Inflation is not an immediate problem and the Reserve Bank governor has signalled his intention to keep interest rates at low levels. Our banks are in good shape (though, sadly, the same cannot be said of our finance companies). The warnings of the “bond vigilantes” that increased government borrowing to fund their deficits will mean rapidly rising long-term interest rates around the world have not materialised. Our own government’s finances are stronger than forecast and are in any case among the healthiest of any advanced country; most European governments can only dream about our relatively and historically low levels of government indebtedness
In these unusually favourable circumstances, there is something wrong with us if we cannot make a good fist of coming out of recession in good order. So, what is going wrong?
What we are seeing, I believe, is a simple failure of analysis. An economy in recession is by definition an economy in which there is a deficiency of demand. If we want to recover from recession, we have to see somewhere a lift in demand. The question is, therefore, where is it to come from?
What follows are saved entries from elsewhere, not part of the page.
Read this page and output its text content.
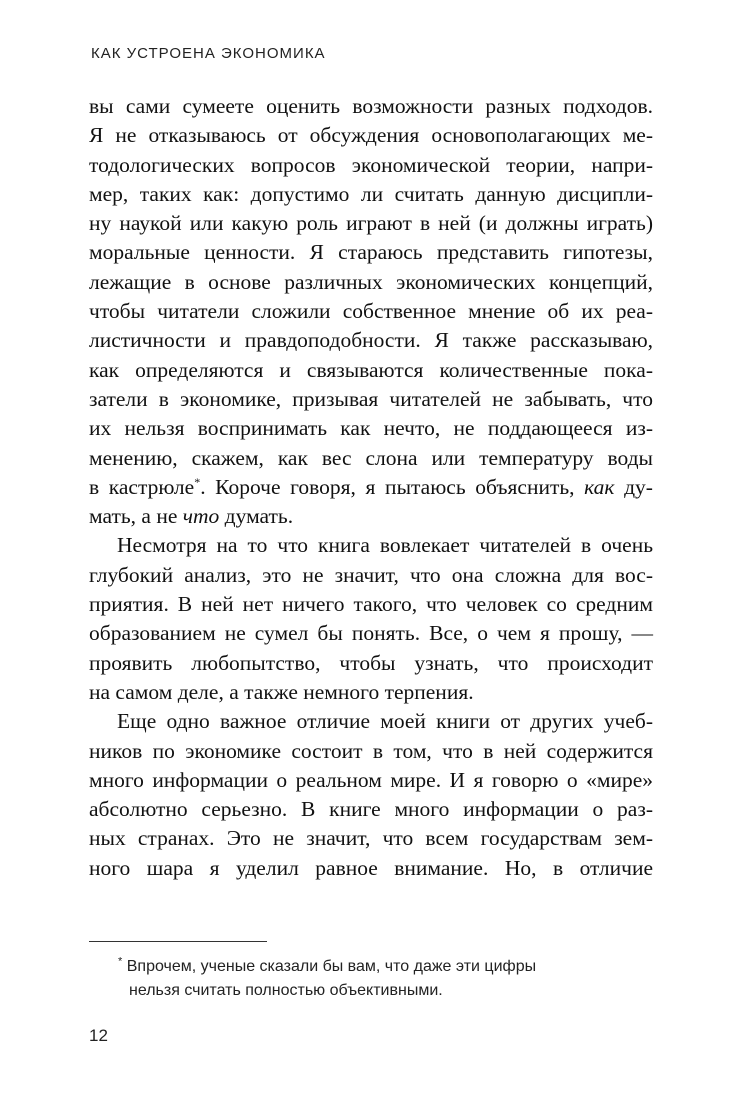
КАК УСТРОЕНА ЭКОНОМИКА

вы сами сумеете оценить возможности разных подходов.
Я не отказываюсь от обсуждения основополагающих ме-
тодологических вопросов экономической теории, напри-
мер, таких как: допустимо ли считать данную дисципли-
ну наукой или какую роль играют в ней (и должны играть)
моральные ценности. Я стараюсь представить гипотезы,
лежащие в основе различных экономических концепций,
чтобы читатели сложили собственное мнение об их реа-
листичности и правдоподобности. Я также рассказываю,
как определяются и связываются количественные пока-
затели в экономике, призывая читателей не забывать, что
их нельзя воспринимать как нечто, не поддающееся из-
менению, скажем, как вес слона или температуру воды
в кастрюле*. Короче говоря, я пытаюсь объяснить, как ду-
мать, а не что думать.

Несмотря на то что книга вовлекает читателей в очень
глубокий анализ, это не значит, что она сложна для вос-
приятия. В ней нет ничего такого, что человек со средним
образованием не сумел бы понять. Все, о чем я прошу, —
проявить любопытство, чтобы узнать, что происходит
на самом деле, а также немного терпения.

Еще одно важное отличие моей книги от других учеб-
ников по экономике состоит в том, что в ней содержится
много информации о реальном мире. И я говорю о «мире»
абсолютно серьезно. В книге много информации о раз-
ных странах. Это не значит, что всем государствам зем-
ного шара я уделил равное внимание. Но, в отличие

* Впрочем, ученые сказали бы вам, что даже эти цифры
нельзя считать полностью объективными.
12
For once, a partial answer is provided by the export sector. The improvement in export prices is helping to re-balance the economy towards exports and away from domestic consumption –something the government is keen to see and a process that could be made even more beneficial by a more competitive exchange rate.
But is the relatively strong performance of the export sector enough to counter the impact of lower levels of activity in the other two sectors – the private sector and the government? If the answer to that question is no, then we have our answer as to why our recovery is so sluggish.
It is of course only too evident that activity and confidence in the private sector have suffered during the recession. Consumers are keeping their wallets closed, and businesses are cutting costs rather than taking on employees and investing in new capacity.
So, if we are to lift ourselves out of recession, we need the government sector to be playing its part in stimulating the level of demand, so as to offset and eventually reverse the current depressed state of the private sector. Yet, when we look to what the government is doing, we see priority given to the government’s finances rather than the health of the wider economy – to getting the government’s deficit down, rather than on using fiscal policy to stimulate the economy as a whole. The effect is that depressed demand in the private sector is reinforced rather than offset. The government is not, in other words, helping towards a solution but contributing to the problem.
The government says of course that it must cut back because it has to borrow just to maintain current spending, let alone spending at a higher level. But that is simply to re-state the problem rather than resolve it. The government has a deficit because a depressed economy means that its revenues are down. If the government is not helping but hindering recovery, then it will take longer to reduce the deficit and the recession will drag on for longer. And the longer it takes, the greater the risk that less than optimal levels of employment, investment and output will become permanent features of our economy.
The government is quite right to insist that it must, like the rest of us, get value for every dollar it spends. But isn’t it time that ministers took a wider and longer view of the role they must play if we are to shake off the shackles of recession?
Bryan Gould
2 October 2010
This article was published in the NZ Herald on 12 October.